The parallels between the child labor issue and the health care issue are remarkable. In both cases, the legislation in question was the product of a decades-long struggle….Only the federal government could address the issue, since no state would act on its own….Both then and now, challengers to the statutes had to propose that the Supreme Court invent new constitutional rules in order to strike them down. At the time it considered the issue in 1918, there was nothing in the Supreme Court’s case law that suggested any limit on Congress’s authority over what crossed state lines. On the contrary, the Court had upheld bans on interstate transportation of lottery tickets, contaminated food and drugs, prostitutes, and alcoholic beverages.

That’s why the Supreme Court’s invalidation of the law in 1918 astounded even those who had most strenuously opposed enactment. Hammer v. Dagenhart declared — in tones reminiscent of the Broccoli Objection to Obamacare — that if it upheld the law “all freedom of commerce will be at an end, and the power of the States over local matters may be eliminated, and, thus, our system of government be practically destroyed.” Justice Oliver Wendell Holmes, dissenting, wondered how it could make sense for congressional regulation to be “permissible as against strong drink but not as against the product of ruined lives.” The Court responded that unlike all the contraband that it had permitted Congress to block, the products of child labor “are of themselves harmless.” This meant a completely novel constitutional doctrine: The Court took unto itself the power to decide which harms Congress was permitted to consider when it regulated commerce.

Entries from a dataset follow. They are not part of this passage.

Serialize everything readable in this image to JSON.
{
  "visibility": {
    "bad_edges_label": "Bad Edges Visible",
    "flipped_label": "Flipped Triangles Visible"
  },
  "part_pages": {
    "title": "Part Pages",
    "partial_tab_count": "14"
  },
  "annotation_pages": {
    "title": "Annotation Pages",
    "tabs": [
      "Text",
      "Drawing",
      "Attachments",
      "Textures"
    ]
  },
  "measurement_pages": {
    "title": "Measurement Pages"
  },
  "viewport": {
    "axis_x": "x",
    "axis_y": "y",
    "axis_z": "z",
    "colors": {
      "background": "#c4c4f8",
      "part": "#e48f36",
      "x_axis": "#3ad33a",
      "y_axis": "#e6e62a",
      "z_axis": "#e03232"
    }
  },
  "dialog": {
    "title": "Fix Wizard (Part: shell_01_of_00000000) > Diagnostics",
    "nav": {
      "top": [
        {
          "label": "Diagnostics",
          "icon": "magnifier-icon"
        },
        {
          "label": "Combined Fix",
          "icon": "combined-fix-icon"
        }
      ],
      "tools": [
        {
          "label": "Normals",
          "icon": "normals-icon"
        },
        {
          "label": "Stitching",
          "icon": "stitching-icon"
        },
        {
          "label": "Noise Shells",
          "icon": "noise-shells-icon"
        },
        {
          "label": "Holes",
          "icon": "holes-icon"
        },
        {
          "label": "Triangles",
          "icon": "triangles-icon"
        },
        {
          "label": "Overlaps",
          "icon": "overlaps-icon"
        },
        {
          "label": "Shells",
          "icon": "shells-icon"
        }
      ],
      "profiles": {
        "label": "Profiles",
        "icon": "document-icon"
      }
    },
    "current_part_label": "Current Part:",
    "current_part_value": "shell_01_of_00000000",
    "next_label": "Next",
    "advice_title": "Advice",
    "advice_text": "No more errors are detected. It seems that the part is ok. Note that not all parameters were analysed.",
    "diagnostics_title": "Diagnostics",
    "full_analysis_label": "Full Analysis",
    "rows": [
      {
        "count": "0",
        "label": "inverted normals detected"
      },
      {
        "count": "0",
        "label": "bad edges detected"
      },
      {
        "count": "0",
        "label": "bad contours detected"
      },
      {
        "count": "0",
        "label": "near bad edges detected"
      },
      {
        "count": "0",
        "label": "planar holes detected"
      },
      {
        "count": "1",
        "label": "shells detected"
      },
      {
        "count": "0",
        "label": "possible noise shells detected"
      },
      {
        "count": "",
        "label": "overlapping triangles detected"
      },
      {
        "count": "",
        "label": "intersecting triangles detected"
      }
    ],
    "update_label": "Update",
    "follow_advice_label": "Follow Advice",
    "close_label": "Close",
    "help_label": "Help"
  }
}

As Drum notes, bears some resemblance to the health care issue that the Supreme Court just decided, doesn’t it?

That reminded me of a book I read which discusses the political factions and their clashes right after the U.S. was founded. Lotsa stuff about Jefferson and Hamilton. One of the things that truly amused me was the rhetoric that the two sides used. Democratic Republicans decried the Federalists ‘monarchists’ while the Federalists slimed the Jeffersonians as ‘Jacobins.’ Now, ‘monarchist’ doesn’t have much of a contemporary, but the way that Hamilton’s crew threw around ‘Jacobin’ is pretty much exactly how wingers use the term ‘socialist’ today. Some 200 some odd years later, the rhetoric hasn’t changed a whit.

Or, for a more recent example, look at the political rhetoric during the 1930s and 40s. Business leaders from then could fit right in with our butthurt Galtian Overlords of today, railing about FDR’s socialism and communism and lack of deference. Times may change, but people, and the arguments they use, really don’t.